Editors cite financial woes for leaving the student-run news cooperative founded in 1938.


The global economic woes affecting daily newspapers are also hitting the student press in Canada. In early September, editors of the Ubyssey at the University of British Columbia announced they were following the lead of several other student newspapers by quitting the news-gathering cooperative Canadian University Press.

During the summer, the Ubyssey’s editorial board decided the paper’s bottom line could no longer afford the membership fees for CUP, despite the fact that the paper was one of CUP’s founders back in 1938. “It’s economic. Our fee last year was $7,000 and that’s a significant chunk,” said Geoff Lister, the paper’s coordinating editor, who pointed out that most student papers have seen their advertising revenues go down and budgets shrink since the financial crisis hit in 2008.

CUP fees are indexed according to the size of the university paper, which, Mr. Lister pointed out, meant his paper was paying 20 times more than some of the smaller student newspapers to belong to CUP. The cooperative also provides services that the Ubyssey did not need, such as legal advice, since the paper retains a lawyer, and CUP’s mentorship program, because UBC’s journalism alumni already play a mentoring role. However, Mr. Lister says they will continue to attend CUP conferences by paying the non-member fee. “CUP does conferences very, very well,” he said.

Erin Hudson, president of CUP, said the co-op regrets the loss of the Ubyssey but said she wasn’t surprised when the decision was made official. “They had communicated their financial situation before their decision was made,” said Ms. Hudson, adding, “Those signs and symptoms are not necessarily unique to the Ubyssey.” But, she said CUP remains strong with 60 members and is currently discussing a number of initiatives.

Other large university papers have cancelled their CUP membership, too. “There was a major financial crunch and we had to cut budgets,” said Josh Oliver, editor-in-chief of the Varsity at the University of Toronto, who pointed out student papers face the same problems as the larger newspaper industry. “I still believe in a national media … Our relations with CUP are friendly.”

Although the big university papers generate enough material from their own campus or city to fill each edition, there are times when they do need to cover events happening elsewhere. An example would be last year’s student protests in Quebec, according to the Ubyssey’s Geoff Lister, who has contacted ex-CUP member papers to see if some sort of informal reciprocal relationship could be set up to handle those occasions without charge.

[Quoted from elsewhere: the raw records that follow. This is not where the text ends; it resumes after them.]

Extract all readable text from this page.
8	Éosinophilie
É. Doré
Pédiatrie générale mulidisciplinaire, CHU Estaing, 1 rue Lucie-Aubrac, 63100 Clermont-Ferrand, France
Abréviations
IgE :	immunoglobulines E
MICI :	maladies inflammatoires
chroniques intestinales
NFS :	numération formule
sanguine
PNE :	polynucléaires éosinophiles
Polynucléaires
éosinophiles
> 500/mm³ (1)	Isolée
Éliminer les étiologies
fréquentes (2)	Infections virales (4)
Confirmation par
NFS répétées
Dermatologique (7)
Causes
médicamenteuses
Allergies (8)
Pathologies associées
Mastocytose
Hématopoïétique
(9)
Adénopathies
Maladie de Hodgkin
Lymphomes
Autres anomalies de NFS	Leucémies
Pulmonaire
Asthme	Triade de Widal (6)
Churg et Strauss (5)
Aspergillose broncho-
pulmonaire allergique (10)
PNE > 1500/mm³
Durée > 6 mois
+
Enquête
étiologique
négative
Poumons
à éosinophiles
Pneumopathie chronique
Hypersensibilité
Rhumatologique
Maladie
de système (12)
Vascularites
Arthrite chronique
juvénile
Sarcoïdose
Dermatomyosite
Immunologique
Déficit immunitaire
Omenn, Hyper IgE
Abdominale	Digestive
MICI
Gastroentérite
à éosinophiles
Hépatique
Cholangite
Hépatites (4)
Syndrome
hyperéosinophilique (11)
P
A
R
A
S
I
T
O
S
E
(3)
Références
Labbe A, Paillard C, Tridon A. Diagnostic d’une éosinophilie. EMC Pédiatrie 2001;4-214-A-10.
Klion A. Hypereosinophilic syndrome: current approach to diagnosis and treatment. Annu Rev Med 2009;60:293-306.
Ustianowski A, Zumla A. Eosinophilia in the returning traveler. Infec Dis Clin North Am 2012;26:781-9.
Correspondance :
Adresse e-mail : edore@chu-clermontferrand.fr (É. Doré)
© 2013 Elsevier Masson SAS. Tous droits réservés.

Those efforts have led to the creation of a new group dubbed the National University Wire composed of the Ubyssey, the McGill Daily, the Varsity, the Gazette at Western University, the Dalhousie Gazette, the Martlet at University of Victoria and the Link at Concordia University. The Varsity’s Mr. Oliver said the name NUW was chosen because the group needed “a tagline” to meet the rules for crediting stories they use from other publications, but said it is not meant to be a replacement wire service.